As mentioned above, hydrogen sulfide binds to cytochrome oxidase and thereby prevents oxygen from binding, which apparently leads to the dramatic slowdown of metabolism. Animals and humans naturally produce some hydrogen sulfide in their body; researchers have proposed that the gas is used to regulate metabolic activity and body temperature, which would explain the above findings
Dosages of H2S:
Treatment involves immediate inhalation of amyl nitrite, injections of sodium nitrite, inhalation of pure oxygen, administration of bronchodilators to overcome eventual bronchospasm, and in some cases hyperbaric oxygen therapy.
Exposure to lower concentrations can result in eye irritation (because of the high alkality of the SH- anion), a sore throat and cough, shortness of breath, and fluid in the lungs. These symptoms usually go away in a few weeks. Long-term, low-level exposure may result in fatigue, loss of appetite, headaches, irritability, poor memory, and dizziness. Higher concentrations of 700-800 ppm tend to be fatal.
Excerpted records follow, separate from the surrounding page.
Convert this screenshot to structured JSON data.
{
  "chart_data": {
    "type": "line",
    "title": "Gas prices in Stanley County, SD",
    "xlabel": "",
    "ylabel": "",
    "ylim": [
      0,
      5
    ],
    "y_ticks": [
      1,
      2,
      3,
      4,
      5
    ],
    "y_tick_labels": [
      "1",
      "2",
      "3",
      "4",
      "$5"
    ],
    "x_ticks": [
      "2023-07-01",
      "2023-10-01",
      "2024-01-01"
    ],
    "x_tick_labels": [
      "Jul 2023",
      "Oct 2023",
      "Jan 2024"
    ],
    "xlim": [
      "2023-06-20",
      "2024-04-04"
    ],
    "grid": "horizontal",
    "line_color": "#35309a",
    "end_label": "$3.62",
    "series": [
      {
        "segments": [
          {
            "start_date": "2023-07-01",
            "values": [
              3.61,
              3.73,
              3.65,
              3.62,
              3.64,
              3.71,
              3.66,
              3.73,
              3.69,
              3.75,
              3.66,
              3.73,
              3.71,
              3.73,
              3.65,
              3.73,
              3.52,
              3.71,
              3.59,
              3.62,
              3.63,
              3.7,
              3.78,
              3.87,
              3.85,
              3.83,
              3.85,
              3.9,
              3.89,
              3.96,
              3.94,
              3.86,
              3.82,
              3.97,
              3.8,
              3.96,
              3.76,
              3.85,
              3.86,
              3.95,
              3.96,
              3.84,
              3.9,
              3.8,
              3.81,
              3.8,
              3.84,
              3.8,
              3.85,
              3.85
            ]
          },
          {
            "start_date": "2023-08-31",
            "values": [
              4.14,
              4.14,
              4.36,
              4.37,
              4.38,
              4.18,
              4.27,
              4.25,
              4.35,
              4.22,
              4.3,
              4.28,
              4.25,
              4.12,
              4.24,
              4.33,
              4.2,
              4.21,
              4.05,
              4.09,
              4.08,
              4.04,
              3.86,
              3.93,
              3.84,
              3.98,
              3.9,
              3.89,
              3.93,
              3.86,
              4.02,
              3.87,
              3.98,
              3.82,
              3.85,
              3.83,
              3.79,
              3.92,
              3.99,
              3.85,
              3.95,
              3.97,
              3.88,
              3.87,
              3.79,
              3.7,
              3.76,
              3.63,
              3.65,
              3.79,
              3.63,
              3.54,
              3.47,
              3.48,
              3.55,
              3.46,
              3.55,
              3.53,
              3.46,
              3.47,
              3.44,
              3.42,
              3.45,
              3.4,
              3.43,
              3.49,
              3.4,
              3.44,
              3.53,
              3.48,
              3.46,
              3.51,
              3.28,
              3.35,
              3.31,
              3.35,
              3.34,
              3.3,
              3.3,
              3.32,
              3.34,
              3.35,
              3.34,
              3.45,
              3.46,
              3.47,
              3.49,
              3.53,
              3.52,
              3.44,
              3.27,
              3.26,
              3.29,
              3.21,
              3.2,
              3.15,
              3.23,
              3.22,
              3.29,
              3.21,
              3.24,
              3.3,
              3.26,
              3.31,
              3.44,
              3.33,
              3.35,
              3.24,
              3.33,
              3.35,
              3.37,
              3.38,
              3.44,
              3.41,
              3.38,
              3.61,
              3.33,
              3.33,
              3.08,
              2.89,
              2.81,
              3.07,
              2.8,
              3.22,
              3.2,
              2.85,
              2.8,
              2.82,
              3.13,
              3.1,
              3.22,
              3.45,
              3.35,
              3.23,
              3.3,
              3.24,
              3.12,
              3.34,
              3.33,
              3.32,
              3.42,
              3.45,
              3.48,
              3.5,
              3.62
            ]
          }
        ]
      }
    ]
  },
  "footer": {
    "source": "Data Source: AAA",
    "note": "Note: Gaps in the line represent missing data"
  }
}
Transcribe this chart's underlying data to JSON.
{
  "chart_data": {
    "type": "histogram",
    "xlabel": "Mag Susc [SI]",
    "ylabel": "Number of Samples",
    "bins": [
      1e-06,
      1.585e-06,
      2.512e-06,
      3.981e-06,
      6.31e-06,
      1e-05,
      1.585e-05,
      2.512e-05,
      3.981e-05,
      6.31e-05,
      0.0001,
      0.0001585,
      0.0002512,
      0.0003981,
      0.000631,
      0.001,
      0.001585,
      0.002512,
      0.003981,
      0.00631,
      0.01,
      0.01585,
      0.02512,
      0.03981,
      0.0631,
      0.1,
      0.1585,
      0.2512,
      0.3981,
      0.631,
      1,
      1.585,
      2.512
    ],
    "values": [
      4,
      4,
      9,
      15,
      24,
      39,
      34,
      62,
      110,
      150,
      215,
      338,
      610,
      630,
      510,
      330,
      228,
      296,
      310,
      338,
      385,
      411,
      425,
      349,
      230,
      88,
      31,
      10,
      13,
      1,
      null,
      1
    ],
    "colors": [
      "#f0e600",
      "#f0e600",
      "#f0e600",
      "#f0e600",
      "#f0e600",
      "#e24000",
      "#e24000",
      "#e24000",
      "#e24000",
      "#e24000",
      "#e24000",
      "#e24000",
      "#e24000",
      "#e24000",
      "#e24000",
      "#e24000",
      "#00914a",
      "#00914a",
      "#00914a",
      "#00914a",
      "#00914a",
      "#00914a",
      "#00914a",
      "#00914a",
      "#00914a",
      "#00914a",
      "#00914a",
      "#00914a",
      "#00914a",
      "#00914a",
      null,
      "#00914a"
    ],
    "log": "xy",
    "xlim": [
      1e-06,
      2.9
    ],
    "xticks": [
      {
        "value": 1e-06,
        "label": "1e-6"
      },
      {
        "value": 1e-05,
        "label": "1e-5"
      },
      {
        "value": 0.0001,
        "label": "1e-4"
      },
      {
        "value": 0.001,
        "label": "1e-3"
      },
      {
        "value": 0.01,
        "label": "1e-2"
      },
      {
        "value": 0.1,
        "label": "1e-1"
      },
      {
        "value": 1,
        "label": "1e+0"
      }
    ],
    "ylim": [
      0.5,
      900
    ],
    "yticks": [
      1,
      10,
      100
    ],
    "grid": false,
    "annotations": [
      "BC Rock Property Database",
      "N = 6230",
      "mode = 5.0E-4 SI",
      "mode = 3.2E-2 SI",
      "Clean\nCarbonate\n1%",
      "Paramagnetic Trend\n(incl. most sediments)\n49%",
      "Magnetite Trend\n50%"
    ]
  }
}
· 0.0047 ppm is the recognition threshold, the concentration at which 50% of humans can detect the characteristic rotten egg odor of hydrogen sulfide 
· 10-20 ppm is the borderline concentration for eye irritation.
· 50-100 ppm leads to eye damage.
· At 150-250 ppm the olfactory nerve is paralyzed after a few inhalations, and the sense of smell disappears, often together with awareness of danger,
· 320-530 ppm leads to pulmonary edema with the possibility of death.
· 530-1000 ppm causes strong stimulation of the central nervous system and rapid breathing, leading to loss of breathing;
o 800 ppm is the lethal concentration for 50% of humans for 5 minutes exposition (LC50).
Concentrations over 1000 ppm cause immediate collapse with loss of breathing, even after inhalation of a single breath.